Entre une file de camions et les façades détruites d’anciens magasins et restaurants abandonnés, une vingtaine de personnes sont emmitouflés dans leurs manteaux, malmenés par le vent glacial qui monte de la mer d’Azov. Yelena tire une lourde valise. Elle vient de Crimée, après avoir passé le poste-frontière russe. Elle rentre chez elle, en Ukraine. « J’avais des affaires à régler, raconte-t-elle. Je suis venue deux jours et je rentre chez moi. Il n’y a pas plus de problèmes côté russe que côté ukrainien, tant qu’on a ses documents en ordre… Le plus gros problème, c’est d’attendre dans le froid et les courants d’air, c’est la marche à pied. On ne se sent pas très à l’aise. Avant, je faisais de la randonnée de haute montagne. Ici, je retrouve un peu cette sensation d’extrême. »
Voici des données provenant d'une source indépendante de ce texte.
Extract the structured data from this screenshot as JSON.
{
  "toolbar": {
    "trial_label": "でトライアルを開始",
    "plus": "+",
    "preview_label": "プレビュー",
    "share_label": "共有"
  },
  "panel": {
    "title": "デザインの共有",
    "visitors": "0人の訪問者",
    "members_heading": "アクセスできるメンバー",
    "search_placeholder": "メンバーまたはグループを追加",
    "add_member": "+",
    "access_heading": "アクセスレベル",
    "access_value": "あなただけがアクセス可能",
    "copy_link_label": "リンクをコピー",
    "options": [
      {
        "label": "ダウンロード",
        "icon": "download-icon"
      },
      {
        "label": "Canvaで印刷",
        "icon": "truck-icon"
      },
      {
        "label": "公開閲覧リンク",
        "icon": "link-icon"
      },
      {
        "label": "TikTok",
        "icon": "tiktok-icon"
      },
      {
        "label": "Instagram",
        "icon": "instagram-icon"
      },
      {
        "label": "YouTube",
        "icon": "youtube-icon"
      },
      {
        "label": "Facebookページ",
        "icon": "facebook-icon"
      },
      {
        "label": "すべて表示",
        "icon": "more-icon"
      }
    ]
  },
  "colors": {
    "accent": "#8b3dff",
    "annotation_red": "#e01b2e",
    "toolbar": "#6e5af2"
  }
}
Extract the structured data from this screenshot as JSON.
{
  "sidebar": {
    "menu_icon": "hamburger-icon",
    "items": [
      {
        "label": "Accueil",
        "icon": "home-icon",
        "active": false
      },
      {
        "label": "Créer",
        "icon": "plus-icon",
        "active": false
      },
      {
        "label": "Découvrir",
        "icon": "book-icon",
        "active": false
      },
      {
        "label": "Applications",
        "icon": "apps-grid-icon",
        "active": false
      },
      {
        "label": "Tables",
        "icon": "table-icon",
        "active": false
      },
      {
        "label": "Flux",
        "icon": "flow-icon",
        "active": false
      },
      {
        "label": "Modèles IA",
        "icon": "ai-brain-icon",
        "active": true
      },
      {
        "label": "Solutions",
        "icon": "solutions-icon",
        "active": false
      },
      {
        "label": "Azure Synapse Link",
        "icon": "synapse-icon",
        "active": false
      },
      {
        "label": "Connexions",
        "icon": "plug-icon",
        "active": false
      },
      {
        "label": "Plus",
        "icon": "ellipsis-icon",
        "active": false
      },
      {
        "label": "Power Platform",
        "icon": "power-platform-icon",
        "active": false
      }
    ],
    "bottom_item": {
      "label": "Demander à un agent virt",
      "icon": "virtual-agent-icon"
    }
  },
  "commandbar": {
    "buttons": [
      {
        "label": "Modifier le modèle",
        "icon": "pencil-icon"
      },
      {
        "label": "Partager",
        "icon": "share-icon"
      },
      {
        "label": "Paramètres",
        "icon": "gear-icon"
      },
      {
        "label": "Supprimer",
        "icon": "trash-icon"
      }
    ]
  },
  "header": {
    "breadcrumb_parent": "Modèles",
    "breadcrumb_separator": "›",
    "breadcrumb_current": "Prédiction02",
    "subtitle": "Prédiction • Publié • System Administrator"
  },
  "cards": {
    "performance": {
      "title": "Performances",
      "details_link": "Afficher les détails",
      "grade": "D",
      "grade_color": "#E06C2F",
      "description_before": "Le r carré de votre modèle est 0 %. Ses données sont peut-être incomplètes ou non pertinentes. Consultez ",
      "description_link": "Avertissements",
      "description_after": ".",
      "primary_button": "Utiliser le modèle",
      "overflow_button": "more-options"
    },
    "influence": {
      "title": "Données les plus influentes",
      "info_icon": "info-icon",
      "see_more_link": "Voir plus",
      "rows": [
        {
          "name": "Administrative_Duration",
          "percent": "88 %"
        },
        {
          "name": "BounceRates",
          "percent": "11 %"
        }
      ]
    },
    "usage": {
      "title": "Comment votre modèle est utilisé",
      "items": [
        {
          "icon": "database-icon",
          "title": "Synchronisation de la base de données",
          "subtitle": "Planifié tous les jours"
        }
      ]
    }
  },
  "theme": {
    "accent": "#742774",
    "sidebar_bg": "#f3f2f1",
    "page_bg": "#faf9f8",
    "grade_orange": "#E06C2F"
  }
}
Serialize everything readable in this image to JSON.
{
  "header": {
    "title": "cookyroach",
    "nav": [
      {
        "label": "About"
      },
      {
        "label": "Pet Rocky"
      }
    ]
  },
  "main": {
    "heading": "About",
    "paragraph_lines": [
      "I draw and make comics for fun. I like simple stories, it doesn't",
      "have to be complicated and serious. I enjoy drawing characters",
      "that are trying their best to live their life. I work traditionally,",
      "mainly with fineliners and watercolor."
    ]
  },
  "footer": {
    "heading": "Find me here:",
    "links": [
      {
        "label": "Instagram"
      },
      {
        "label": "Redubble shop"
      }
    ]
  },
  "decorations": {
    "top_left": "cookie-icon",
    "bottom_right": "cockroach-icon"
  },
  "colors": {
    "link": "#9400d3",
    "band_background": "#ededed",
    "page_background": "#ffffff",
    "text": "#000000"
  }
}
Délimitation administrative

Elle et ses compagnons de passage n’ont pas les moyens de voyager en voiture. Entre les postes russe et ukrainien, ils doivent marcher à pied sur près de quatre kilomètres. Nikolaï Sarvinko est l’adjoint au responsable du poste-frontière de Tchongar. Il indique qu’il n’est pas possible d’organiser une navette, car il n’a aucun contact avec le côté russe : « Sur les questions de frontière, nous n’avons aucune coopération avec l’autre côté. C’est logique. La Crimée est partie prenante de l’Ukraine. Ils l’ont conquise de manière illégale. On ne peut pas avoir de quelconque coopération avec des occupants. »
 
Nikolaï Skarvinko a pris ses fonctions il y a quelques mois. Il assure que de son côté de la frontière, tout fonctionne de manière normale. « Nous travaillons dans le cadre de la loi sur le contrôle de la frontière. C’est-à-dire des contrôles de personnes et de marchandises, des formalités douanières. Mais ce n’est pas une frontière d’Etat ! C’est une délimitation administrative. »
 
L’attente se fait longue. Les camions qui approvisionnent la péninsule en marchandises de toutes sortes peuvent attendre jusqu’à une semaine pour traverser. Timour est un Tatar de Crimée. Avec ses amis chauffeurs, ils s’estiment malmenés par les autorités russes.  « Les relations avec les gardes de l’autre côté ne sont pas très amicales, dit-il. Ils demandent ce qu’on va faire en Ukraine, pour quelles raisons… Ils s’énervent, parce qu’on a pas encore changé nos plaques d’immatriculation ukrainiennes. Quand la Crimée était ukrainienne, je voyageais une fois par semaine, j’allais chercher des approvisionnements pour mon magasin. Maintenant, c’est une fois par mois. C’est difficile. » Pour Timour, la solution est pourtant simple : « Nous attendons. L’Ukraine reprendra bientôt la Crimée! (rires) »
 
Le rire ironique de Timour démontre cependant qu’il n’y croit pas vraiment. A l’image de ce poste-frontière qui n’est pas supposé en être un, la séparation entre l’Ukraine et la Crimée est bel et bien une réalité physique. Elle est aussi bien ancrée dans les esprits.